What if you’re the one being asked to co-sign? Since being a co-signer on someone else’s card can end up hurting your credit score, you’ll want to think long and hard before signing on the dotted line. Here are several ground rules worth considering to avoid that scenario.
Vet the applicant
Unless your child is the applicant for whom you’re cosigning, you’ll want to get a better sense of the person’s financial background. Although engaging in this type of conversation with a friend can be awkward, it can help ease any anxieties you might have about being a co-signer. Plus, if it turns out that your friend has a bad habit of maxing out cards and missing payments, you’ll want to think twice about helping him open up a new credit card account. Ultimately, doing so will protect his finances just as much as yours.

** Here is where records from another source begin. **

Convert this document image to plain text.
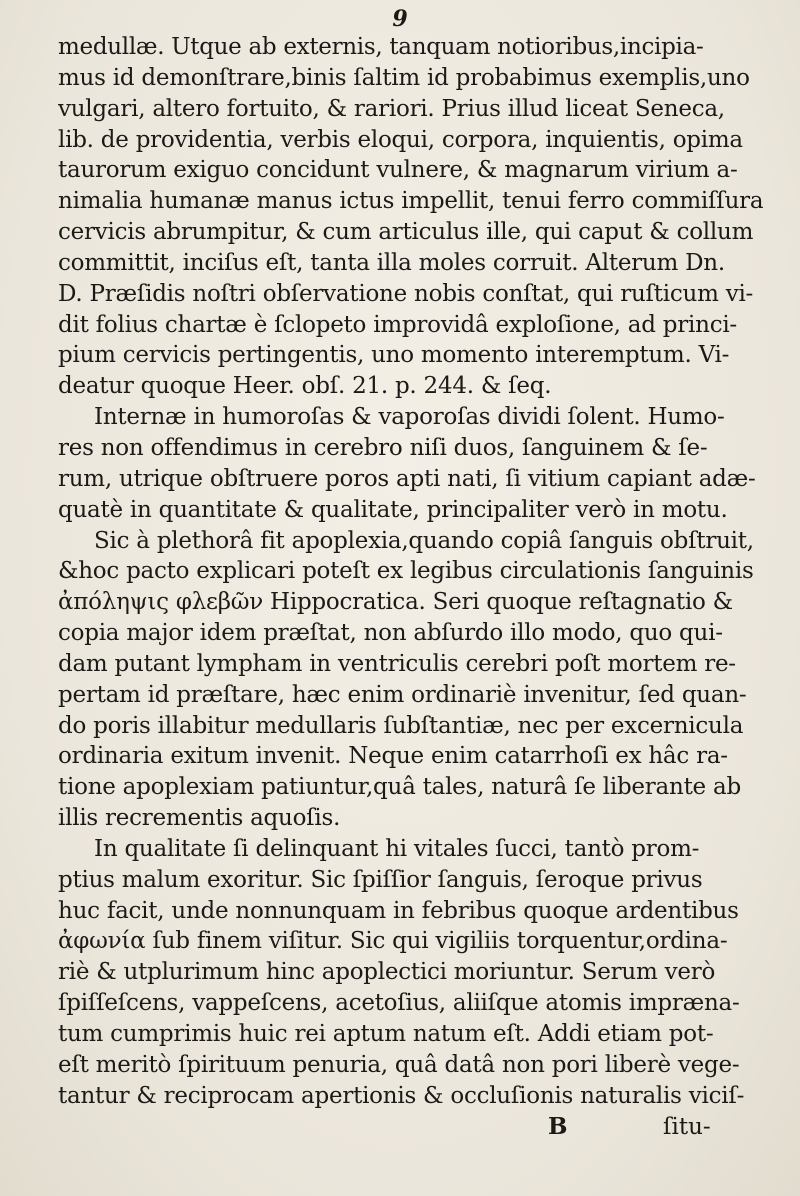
9
medullæ. Utque ab externis, tanquam notioribus,incipia-
mus id demonſtrare,binis ſaltim id probabimus exemplis,uno
vulgari, altero fortuito, & rariori. Prius illud liceat Seneca,
lib. de providentia, verbis eloqui, corpora, inquientis, opima
taurorum exiguo concidunt vulnere, & magnarum virium a-
nimalia humanæ manus ictus impellit, tenui ferro commiſſura
cervicis abrumpitur, & cum articulus ille, qui caput & collum
committit, inciſus eſt, tanta illa moles corruit. Alterum Dn.
D. Præſidis noſtri obſervatione nobis conſtat, qui ruſticum vi-
dit folius chartæ è ſclopeto improvidâ exploſione, ad princi-
pium cervicis pertingentis, uno momento interemptum. Vi-
deatur quoque Heer. obſ. 21. p. 244. & ſeq.
Internæ in humoroſas & vaporoſas dividi ſolent. Humo-
res non offendimus in cerebro niſi duos, ſanguinem & ſe-
rum, utrique obſtruere poros apti nati, ſi vitium capiant adæ-
quatè in quantitate & qualitate, principaliter verò in motu.
Sic à plethorâ fit apoplexia,quando copiâ ſanguis obſtruit,
&hoc pacto explicari poteſt ex legibus circulationis ſanguinis
ἀπόληψις φλεβῶν Hippocratica. Seri quoque reſtagnatio &
copia major idem præſtat, non abſurdo illo modo, quo qui-
dam putant lympham in ventriculis cerebri poſt mortem re-
pertam id præſtare, hæc enim ordinariè invenitur, ſed quan-
do poris illabitur medullaris ſubſtantiæ, nec per excernicula
ordinaria exitum invenit. Neque enim catarrhoſi ex hâc ra-
tione apoplexiam patiuntur,quâ tales, naturâ ſe liberante ab
illis recrementis aquoſis.
In qualitate ſi delinquant hi vitales ſucci, tantò prom-
ptius malum exoritur. Sic ſpiſſior ſanguis, ſeroque privus
huc facit, unde nonnunquam in febribus quoque ardentibus
ἀφωνία ſub finem viſitur. Sic qui vigiliis torquentur,ordina-
riè & utplurimum hinc apoplectici moriuntur. Serum verò
ſpiſſeſcens, vappeſcens, acetoſius, aliiſque atomis impræna-
tum cumprimis huic rei aptum natum eſt. Addi etiam pot-
eſt meritò ſpirituum penuria, quâ datâ non pori liberè vege-
tantur & reciprocam apertionis & occluſionis naturalis viciſ-
B	ſitu-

Explain the importance of responsible credit card use
Just because co-signing on a child’s credit card application is fairly common doesn’t mean it should be taken lightly. To ensure the entire process goes smoothly, sit your child down and underscore the importance of responsible credit card use. Explain how he or she shouldn’t spend more than 30% of the monthly limit and that failing to pay off the balance each month can result in fees and will hurt both of your credit scores.
Make sure you can afford the risk
Even if your friend is on his or her knees begging you to co-sign on a credit card, put your own financial interests first. It may be that you’re in a situation where your credit score really can’t afford to take a hit, like in the years leading up to a home mortgage application. What’s more, if you’re having a tough time making ends meet as is, you might want to hold off on co-signing on someone’s credit card application.
Keep an eye on the account balance
Whether it’s your child or a friend, the primary cardholder for whom you’ve decided to serve as a co-signer might not possess the best personal finance skills yet. For that reason, keep an eye on the account balance to make sure that payments are made in full and on time. To help the primary cardholder out, consider setting up payment alerts on their phone or email account.
The takeaway: Because your credit score is at stake every time you co-sign on a credit card application, it’s a good idea to set some ground rules. Doing so is a win-win since you’re protecting your financial well-being and helping your child or friend develop healthy spending habits.